Alex Dilling at the Hotel Café Royal is a minute restaurant above Regent Street, which has the type of British imperial architecture that looks most like a cake: that is, the most preening, deceptive and pale. For someone who did almost no exercise, the Prince Regent built quite a lot of roads and there my interest in him ends, like the road itself.
In this hotel, which is very fine, stone cake vies with the tepid luxury of this age, which indicates invisibility, and with it guilt. There’s not much to do in central London nowadays beyond watching wealth aesthetics fight it out. The Hotel Café Royal used to be more interesting. This is the hotel where Oscar Wilde decided to sue the Marquess of Queensberry for libel. I think he was drunk. I hope he was.
The bread basket is wondrous; simple food is what they’re good at, no matter what they tell themselves
Nothing as gaudy and self-destructive remains. This is a cold bright room with views of luxury consumer goods on Regent Street, as clean as a private hospital, and as dull as rage. There are 34 seats and probably as many staff. I marvel at the whiteness of the napery and the fineness of the waiter’s linen. Jazz is playing its idle tunes.
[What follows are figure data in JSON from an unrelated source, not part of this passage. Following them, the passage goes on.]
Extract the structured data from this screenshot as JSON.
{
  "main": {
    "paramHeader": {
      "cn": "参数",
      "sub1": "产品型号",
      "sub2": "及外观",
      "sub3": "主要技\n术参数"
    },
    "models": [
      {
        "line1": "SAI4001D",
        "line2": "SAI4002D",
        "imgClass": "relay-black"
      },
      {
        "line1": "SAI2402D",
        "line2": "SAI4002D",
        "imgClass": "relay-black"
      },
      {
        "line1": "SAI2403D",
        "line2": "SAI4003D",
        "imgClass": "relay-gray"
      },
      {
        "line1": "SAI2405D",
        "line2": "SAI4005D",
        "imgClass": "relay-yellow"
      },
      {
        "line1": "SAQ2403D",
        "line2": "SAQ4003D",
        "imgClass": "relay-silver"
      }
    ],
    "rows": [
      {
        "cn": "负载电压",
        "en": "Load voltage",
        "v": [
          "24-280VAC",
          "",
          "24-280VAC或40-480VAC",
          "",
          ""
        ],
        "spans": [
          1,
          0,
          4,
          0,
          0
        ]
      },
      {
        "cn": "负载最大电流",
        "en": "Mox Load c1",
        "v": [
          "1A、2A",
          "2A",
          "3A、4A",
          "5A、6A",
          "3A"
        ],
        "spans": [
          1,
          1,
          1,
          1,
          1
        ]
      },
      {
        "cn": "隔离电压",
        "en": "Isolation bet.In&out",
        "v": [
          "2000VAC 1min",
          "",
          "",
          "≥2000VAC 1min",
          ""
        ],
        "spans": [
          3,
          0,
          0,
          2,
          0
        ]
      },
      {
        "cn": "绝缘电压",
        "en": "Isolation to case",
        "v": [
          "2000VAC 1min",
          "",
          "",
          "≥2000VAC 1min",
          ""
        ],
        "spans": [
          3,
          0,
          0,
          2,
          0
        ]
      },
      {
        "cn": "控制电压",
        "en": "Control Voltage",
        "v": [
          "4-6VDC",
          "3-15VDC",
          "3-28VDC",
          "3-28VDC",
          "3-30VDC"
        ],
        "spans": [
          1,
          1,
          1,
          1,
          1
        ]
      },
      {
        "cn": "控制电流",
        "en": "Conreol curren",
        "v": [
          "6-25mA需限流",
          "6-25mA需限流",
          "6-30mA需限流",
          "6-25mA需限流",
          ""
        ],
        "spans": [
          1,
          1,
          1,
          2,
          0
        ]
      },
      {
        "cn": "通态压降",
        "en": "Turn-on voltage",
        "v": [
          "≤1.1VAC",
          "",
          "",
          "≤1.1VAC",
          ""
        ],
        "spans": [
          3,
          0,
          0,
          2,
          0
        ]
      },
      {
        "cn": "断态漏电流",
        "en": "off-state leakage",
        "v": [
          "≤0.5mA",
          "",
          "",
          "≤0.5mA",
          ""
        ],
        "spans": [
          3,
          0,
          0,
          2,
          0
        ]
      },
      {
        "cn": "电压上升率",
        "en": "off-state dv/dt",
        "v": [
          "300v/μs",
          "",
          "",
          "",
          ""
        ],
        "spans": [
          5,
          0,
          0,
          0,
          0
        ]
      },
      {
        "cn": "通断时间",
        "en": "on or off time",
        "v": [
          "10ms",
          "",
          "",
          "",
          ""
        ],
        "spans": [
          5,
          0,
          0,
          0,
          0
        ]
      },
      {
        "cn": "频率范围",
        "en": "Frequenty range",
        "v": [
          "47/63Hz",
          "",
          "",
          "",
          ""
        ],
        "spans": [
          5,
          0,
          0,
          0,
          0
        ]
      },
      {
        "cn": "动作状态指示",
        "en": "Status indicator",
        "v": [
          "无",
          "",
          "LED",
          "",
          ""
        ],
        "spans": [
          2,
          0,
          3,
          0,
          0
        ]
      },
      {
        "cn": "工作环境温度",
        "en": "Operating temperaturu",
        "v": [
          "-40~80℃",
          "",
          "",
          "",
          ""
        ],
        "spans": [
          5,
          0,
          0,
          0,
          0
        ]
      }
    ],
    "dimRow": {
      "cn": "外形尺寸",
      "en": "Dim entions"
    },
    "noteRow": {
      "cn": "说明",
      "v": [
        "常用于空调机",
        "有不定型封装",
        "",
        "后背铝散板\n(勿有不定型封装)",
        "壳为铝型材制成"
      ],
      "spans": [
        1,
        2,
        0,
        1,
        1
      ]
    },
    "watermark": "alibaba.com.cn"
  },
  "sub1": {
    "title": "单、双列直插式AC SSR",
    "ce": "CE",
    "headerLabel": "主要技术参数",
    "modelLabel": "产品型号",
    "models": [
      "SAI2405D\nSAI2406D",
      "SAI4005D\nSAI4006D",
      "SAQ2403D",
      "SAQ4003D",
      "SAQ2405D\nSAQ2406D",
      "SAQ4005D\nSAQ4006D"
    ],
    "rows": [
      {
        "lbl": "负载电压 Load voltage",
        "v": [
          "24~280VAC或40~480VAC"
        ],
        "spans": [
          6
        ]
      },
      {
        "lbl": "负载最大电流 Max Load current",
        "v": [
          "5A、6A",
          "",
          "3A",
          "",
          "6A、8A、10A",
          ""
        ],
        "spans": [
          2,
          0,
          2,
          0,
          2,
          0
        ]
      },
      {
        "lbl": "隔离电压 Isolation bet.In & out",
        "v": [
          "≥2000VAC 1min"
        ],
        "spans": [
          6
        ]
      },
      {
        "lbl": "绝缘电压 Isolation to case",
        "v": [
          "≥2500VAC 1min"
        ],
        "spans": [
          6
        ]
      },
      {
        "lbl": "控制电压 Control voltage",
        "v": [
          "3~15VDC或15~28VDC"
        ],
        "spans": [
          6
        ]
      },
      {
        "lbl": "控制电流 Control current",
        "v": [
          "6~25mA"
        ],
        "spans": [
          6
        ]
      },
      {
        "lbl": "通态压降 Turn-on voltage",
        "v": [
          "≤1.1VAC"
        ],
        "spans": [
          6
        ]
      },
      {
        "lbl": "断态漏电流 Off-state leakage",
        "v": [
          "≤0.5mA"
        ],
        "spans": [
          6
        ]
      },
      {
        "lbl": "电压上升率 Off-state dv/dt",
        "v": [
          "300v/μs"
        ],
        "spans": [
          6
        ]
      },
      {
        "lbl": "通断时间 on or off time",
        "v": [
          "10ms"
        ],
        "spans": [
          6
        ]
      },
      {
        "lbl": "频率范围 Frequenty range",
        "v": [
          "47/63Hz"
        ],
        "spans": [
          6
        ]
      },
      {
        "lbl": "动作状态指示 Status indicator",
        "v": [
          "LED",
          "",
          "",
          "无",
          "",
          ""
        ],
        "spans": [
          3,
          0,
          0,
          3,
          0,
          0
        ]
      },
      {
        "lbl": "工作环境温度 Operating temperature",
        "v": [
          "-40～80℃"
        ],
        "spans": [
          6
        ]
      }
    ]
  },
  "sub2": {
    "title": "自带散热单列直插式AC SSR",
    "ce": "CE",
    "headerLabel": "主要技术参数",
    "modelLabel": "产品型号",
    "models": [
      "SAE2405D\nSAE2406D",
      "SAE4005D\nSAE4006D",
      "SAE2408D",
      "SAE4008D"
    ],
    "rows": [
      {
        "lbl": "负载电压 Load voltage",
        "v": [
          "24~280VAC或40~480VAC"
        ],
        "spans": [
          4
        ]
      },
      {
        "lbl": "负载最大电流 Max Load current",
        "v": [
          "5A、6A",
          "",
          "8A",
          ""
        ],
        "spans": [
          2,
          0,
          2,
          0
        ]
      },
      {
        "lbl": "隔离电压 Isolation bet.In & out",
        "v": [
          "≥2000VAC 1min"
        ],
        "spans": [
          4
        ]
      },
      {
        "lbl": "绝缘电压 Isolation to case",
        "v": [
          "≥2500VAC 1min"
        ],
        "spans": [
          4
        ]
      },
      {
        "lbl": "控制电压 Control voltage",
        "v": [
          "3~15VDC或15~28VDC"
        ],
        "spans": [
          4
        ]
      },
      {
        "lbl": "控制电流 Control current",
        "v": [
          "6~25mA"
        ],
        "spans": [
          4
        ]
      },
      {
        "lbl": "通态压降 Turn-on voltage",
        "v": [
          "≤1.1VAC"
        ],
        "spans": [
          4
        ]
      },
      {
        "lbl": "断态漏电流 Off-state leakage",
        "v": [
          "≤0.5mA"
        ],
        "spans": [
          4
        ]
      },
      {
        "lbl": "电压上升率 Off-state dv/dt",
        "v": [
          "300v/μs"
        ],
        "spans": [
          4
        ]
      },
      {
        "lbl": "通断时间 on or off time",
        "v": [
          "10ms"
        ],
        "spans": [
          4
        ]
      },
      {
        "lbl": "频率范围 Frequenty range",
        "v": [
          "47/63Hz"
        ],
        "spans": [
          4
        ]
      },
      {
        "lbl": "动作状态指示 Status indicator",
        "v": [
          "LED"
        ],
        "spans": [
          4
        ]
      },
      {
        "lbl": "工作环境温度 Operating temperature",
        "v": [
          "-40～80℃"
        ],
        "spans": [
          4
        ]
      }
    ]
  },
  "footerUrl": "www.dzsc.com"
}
This is a tasting-menu restaurant, at least for now: something for Borrowers if Borrowers are weird (I mean weirder than they really are, but I am hard to surprise); or for rich people seeking only that which is denied to others, which is a shimmering emptiness of the soul, though they do not know it; or an apogee of control (justice then, at least for the rest of us); or, if you are generous, and sometimes the restaurant merits it, art for digestion.